Em sua contribuição para à Consulta Pública do Ministério de Minas e Energia, o Instituto Internacional Arayara reforçou que transição energética não é impulsionar a indústria de petróleo e gás “até a última gota” a fim de se extrair ou reservar os recursos necessários para a construção da nova política energética que o mundo precisa. Não haverá tempo nem planeta para isso, pois os sinais já nos chegam que a transição deve ser feita já, com os recursos que existem – tanto os naturais quanto os financeiros. E eles estão prontos e disponíveis, esperando decisão política e empenho.
O que pensa o Instituto Internacional Arayara
Leia, a seguir, um trecho da contribuição do Instituto Internacional Arayara à Consulta Pública 163/2024 do Ministério de Minas e Energia.
“O papel da Petrobras na transição energética é um assunto complexo que envolve considerações econômicas, sociais e ambientais. Além disso, dada a sua relevância como a maior empresa do país, tem enorme capacidade de influenciar a direção e o ritmo da transição energética no país.
A Petrobras pode desempenhar um papel crucial na transição energética investindo em energias renováveis, como solar, eólica, e biomassa, além de contribuir no desenvolvimento de projetos de geração de energia renovável, aquisição de empresas de energia limpa, assim como na pesquisa e desenvolvimento de novas tecnologias.
O plano estratégico da Petrobras para 2023-2027 destina 83% dos recursos para exploração e produção de petróleo e gás. A atenção com renováveis no plano é irrelevante.
As consequências das mudanças climáticas são evidentes, as últimas décadas de 1990 e 2000 foram as mais quentes dos últimos mil anos e de acordo com as projeções do Painel Intergovernamental de Mudanças Climáticas (IPCC), os próximos 100 anos indicam um aumento da temperatura média global entre 1,8°C e 4°C, como também um aumento no nível médio do mar entre 0,18 m e 0,59 m, o que pode afetar de maneira significativa as atividades humanas e os ecossistemas (INPE, 2024). Outro fator extremamente importante é que o aumento das concentrações de GEEs e o aquecimento global constante, contribuem na mudança de outras variáveis climáticas, como alterações no regime, na quantidade e na distribuição das chuvas, acarretando em eventos climáticos extremos (IBAMA, 2022).

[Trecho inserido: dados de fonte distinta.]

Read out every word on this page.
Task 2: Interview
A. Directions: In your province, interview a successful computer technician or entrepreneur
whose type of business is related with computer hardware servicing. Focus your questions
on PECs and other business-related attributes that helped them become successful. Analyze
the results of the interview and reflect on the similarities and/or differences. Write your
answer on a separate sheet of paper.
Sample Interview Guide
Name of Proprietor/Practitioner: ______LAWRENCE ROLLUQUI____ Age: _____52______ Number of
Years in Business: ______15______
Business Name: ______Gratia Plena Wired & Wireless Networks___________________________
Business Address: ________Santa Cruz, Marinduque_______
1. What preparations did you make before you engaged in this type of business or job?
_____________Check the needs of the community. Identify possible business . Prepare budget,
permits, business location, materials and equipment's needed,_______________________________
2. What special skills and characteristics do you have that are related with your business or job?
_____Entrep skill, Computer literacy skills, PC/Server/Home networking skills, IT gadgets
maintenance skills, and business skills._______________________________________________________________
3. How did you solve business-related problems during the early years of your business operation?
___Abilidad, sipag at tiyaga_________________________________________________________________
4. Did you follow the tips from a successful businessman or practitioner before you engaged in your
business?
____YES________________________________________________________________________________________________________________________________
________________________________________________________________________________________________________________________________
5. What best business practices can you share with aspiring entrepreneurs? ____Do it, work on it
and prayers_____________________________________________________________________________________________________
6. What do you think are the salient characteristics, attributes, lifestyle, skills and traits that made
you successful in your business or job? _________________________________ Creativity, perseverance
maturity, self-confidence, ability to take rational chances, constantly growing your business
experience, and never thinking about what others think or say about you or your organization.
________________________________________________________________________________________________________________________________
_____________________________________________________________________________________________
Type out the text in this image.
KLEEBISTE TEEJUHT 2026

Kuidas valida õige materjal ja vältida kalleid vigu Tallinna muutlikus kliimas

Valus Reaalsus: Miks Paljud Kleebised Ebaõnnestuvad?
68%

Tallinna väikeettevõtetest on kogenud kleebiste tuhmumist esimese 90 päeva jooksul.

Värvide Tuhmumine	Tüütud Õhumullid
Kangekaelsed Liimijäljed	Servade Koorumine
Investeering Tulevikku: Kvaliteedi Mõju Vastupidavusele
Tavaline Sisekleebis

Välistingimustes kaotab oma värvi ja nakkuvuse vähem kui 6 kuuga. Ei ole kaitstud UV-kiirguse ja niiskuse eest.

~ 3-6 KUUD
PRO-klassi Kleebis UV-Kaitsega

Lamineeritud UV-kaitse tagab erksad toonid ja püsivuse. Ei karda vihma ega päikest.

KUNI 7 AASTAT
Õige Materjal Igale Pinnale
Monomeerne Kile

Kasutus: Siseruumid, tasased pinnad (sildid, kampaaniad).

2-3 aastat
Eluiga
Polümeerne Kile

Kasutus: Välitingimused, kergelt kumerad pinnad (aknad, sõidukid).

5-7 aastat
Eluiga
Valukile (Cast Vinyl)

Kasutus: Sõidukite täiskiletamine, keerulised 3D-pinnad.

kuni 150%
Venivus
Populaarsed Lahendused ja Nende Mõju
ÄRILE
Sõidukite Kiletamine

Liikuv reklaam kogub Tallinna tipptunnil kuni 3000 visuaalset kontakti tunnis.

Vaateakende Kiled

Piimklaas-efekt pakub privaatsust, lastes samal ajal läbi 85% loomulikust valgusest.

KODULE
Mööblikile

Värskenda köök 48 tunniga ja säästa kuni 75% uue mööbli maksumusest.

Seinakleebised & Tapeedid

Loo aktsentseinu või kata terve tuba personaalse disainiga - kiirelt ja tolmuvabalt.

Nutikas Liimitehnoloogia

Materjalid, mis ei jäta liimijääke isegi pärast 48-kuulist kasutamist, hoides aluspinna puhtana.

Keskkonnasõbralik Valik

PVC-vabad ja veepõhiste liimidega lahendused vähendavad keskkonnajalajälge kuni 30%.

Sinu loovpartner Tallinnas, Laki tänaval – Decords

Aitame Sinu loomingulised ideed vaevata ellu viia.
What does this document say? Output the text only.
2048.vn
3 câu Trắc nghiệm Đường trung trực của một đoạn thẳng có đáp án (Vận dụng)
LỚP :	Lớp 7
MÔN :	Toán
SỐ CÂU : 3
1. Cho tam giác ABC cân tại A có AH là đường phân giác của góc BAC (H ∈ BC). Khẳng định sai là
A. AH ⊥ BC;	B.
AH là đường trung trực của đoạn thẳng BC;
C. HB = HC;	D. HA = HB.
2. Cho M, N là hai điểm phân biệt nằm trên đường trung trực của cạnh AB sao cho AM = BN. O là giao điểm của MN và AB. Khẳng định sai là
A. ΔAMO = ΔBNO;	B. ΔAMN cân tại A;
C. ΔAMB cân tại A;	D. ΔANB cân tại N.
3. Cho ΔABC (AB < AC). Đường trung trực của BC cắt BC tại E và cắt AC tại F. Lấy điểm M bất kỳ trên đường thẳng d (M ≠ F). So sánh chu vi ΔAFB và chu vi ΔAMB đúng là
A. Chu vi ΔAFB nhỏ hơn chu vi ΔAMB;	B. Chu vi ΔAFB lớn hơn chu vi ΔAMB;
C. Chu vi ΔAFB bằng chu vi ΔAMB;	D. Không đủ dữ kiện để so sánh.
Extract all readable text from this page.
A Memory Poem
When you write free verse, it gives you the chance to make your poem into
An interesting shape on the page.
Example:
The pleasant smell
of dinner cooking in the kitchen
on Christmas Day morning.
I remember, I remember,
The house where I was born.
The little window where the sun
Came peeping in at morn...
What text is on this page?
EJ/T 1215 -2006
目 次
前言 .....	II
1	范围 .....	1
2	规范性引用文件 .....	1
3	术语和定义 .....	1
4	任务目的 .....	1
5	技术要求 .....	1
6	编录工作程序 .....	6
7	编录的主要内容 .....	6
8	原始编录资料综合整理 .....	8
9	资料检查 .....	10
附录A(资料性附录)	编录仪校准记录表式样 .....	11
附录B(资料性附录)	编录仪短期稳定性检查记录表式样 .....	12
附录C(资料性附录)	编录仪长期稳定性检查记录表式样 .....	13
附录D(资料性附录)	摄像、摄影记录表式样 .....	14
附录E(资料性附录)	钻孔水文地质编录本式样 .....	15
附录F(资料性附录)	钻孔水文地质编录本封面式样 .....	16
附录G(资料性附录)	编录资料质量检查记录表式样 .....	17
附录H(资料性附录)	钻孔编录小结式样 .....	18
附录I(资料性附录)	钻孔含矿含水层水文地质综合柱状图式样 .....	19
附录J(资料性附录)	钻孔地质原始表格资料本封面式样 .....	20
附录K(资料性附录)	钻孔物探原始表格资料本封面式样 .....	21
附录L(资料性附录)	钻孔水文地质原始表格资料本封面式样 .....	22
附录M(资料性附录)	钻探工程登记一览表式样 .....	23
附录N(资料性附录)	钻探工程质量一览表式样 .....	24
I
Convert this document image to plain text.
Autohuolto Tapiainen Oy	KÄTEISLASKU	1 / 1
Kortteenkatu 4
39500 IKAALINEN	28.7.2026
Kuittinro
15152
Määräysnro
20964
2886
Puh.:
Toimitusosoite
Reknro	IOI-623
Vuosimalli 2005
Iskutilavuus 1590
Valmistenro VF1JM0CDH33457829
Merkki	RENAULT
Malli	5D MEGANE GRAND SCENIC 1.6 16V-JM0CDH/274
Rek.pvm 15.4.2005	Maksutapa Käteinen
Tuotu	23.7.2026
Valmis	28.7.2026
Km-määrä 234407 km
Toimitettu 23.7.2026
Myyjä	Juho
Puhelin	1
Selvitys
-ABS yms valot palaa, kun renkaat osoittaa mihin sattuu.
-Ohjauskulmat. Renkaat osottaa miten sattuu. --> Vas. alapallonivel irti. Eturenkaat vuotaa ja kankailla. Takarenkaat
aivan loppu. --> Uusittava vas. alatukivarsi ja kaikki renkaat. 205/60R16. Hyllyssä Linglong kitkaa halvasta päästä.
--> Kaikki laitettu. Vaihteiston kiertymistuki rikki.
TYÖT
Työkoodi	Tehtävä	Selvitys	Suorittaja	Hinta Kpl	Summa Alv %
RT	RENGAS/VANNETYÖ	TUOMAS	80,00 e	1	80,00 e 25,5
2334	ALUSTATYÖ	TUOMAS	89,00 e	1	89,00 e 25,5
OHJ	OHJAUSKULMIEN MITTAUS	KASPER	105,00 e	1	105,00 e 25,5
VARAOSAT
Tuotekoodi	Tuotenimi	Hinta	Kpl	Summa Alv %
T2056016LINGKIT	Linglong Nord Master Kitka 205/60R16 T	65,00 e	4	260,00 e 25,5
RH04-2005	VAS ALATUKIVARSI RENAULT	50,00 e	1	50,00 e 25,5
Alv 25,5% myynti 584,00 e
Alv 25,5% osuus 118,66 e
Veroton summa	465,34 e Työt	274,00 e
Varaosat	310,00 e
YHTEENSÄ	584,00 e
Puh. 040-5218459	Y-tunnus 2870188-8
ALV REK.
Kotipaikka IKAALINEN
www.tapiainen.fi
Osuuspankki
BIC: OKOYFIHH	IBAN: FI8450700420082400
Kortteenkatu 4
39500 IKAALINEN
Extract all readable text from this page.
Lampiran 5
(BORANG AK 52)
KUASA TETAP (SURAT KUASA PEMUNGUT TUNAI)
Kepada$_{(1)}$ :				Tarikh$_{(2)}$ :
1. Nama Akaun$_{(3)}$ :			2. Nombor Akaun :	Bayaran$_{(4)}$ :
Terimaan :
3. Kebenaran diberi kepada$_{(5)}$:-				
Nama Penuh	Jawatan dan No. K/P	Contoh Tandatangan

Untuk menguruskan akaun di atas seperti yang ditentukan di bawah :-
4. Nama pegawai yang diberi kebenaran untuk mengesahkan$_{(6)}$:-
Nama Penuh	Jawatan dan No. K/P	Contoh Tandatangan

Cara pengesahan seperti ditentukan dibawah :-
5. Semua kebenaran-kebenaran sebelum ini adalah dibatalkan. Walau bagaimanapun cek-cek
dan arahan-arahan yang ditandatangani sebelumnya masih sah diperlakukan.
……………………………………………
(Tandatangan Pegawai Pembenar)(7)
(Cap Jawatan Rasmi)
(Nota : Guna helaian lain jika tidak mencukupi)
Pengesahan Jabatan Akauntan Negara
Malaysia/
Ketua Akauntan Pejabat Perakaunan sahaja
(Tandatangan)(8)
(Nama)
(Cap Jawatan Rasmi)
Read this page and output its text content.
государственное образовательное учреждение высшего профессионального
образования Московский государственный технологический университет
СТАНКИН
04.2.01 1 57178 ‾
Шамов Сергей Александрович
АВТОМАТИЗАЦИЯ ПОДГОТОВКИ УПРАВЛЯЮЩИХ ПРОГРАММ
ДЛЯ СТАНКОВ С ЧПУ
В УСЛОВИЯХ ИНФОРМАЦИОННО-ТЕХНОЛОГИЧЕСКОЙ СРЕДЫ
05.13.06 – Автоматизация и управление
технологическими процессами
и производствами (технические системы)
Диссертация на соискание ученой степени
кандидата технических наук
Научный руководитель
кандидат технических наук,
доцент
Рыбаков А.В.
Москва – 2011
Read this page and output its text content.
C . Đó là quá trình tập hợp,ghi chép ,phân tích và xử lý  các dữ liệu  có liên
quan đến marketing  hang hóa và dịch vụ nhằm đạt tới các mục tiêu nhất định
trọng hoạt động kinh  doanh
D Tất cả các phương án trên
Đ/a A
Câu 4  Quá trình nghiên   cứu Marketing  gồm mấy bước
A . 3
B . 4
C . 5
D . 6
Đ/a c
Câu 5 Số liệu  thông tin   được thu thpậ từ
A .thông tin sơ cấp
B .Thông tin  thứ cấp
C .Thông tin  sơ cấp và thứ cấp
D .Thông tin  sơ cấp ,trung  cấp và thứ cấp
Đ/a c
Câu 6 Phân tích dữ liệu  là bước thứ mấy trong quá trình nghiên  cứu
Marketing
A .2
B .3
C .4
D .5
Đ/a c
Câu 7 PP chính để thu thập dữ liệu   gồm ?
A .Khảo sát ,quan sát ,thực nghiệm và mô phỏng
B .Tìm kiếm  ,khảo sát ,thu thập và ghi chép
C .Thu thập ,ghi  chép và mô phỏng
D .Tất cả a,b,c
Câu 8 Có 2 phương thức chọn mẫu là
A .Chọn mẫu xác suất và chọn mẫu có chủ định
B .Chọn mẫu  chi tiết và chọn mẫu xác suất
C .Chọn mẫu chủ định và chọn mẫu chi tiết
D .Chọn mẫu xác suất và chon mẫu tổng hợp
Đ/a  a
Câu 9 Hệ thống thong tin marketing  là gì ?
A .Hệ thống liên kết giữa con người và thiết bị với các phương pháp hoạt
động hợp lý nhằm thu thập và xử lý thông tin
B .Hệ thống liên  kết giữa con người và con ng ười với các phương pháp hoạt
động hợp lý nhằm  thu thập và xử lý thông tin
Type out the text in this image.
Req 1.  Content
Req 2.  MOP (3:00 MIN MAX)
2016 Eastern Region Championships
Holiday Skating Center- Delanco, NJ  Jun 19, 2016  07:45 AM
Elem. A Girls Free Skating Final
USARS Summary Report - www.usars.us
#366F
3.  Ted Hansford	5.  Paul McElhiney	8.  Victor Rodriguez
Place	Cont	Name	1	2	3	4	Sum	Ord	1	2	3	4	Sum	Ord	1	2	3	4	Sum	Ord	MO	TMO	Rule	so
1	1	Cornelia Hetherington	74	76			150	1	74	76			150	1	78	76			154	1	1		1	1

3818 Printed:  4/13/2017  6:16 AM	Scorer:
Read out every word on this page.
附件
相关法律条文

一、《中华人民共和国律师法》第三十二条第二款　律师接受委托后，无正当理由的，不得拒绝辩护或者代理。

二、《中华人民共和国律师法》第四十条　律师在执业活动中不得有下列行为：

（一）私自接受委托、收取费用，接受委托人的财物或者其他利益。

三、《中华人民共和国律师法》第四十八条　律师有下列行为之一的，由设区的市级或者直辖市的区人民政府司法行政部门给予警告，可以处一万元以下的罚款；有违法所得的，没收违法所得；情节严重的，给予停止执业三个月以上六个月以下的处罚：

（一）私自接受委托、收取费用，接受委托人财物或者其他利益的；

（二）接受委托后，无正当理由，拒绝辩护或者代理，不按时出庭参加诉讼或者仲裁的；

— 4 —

O início das ocorrências de tais eventos era prevista para 2030 (IPCC, 2023), no entanto, o avanço acelerado da indústria e da devastação, antecipou o prognóstico catastrófico, fazendo com que esses desastres já ocorram no presente, com incidências cada vez mais frequentes e com ocorrência em diversas localidades do globo, incluindo o Brasil. Entre os anos de 2023 e 2024, a Amazônia e o Pantanal registraram secas históricas, ao passo que, no Rio Grande do Sul registrou-se inundações sem precedentes.
Os desequilíbrios ambientais impactam significativamente a vida humana, como o exemplo citado dos eventos no RS. Sendo fatores como gênero, etnia e renda predominantes para a vulnerabilidade frente às mudanças climáticas. De acordo com o Observatório do Clima, entre 3,3 e 3,6 bilhões de pessoas em todo o mundo vivem em regiões ou em contextos atualmente vulneráveis às mudanças climáticas (UNICEF, 2022).
Cumprir as metas das Contribuições Nacionalmente Determinadas (NDCs) é crucial para o Brasil enfrentar os desafios das mudanças climáticas, proteger seu meio ambiente, impulsionar sua economia e garantir sua posição como um líder global na luta contra as mudanças climáticas.”